Data Version Control Explained

In today’s data-driven world, machine learning experts and data scientists deal with a large volume of datasets, files, and metrics to carry out day-to-day operations. The varying versions of these artifacts need to be tracked and managed as experiments are performed on them in multiple iterations. Data Version Control is a great practice for managing numerous datasets, machine learning models, and files in addition to keeping a record of multiple iterations – i.e. when, why, and what was altered.

Introduction to Data Version Control

DVC is an open-source system that ensures reproducibility within machine learning experiments, since its users do not have to manually remember which data model uses which dataset and what actions were conducted to get the desired result.
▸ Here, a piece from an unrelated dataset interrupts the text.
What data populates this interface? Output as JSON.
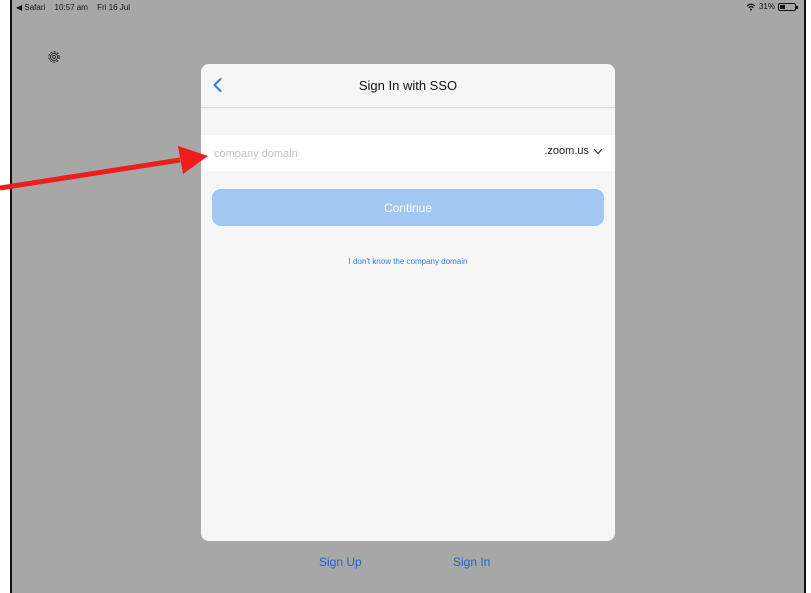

Furthermore, DVC users do not have to rebuild previous models or data modeling techniques to achieve the same past state of results. Even when provided with tons of models and data metrics, DVC eliminates the effort required to know which model was trained with what type or version of data. All distinguished reports are maintained in rotations.

DVC basically consists of bundle of tools and processes that track changing versions of data and collections of previous data (in other words, no more digging around for files with names like “old2-v2.html”). Repositories in DVC usually refer to files or directories which are under the influence of the version control system. A categorized state is maintained for each change committed to a file (e.g. add, delete, move, or modify).

A Brief History of DVC

DVC was released in 2017 as a simple command line tool and most recently released version 1.11.2. It has been adopted by thousands of users and boasts 150+ contributors. Development on DVC is guided by discussions between community members, most of whom are ML engineers, software developers, and data scientists.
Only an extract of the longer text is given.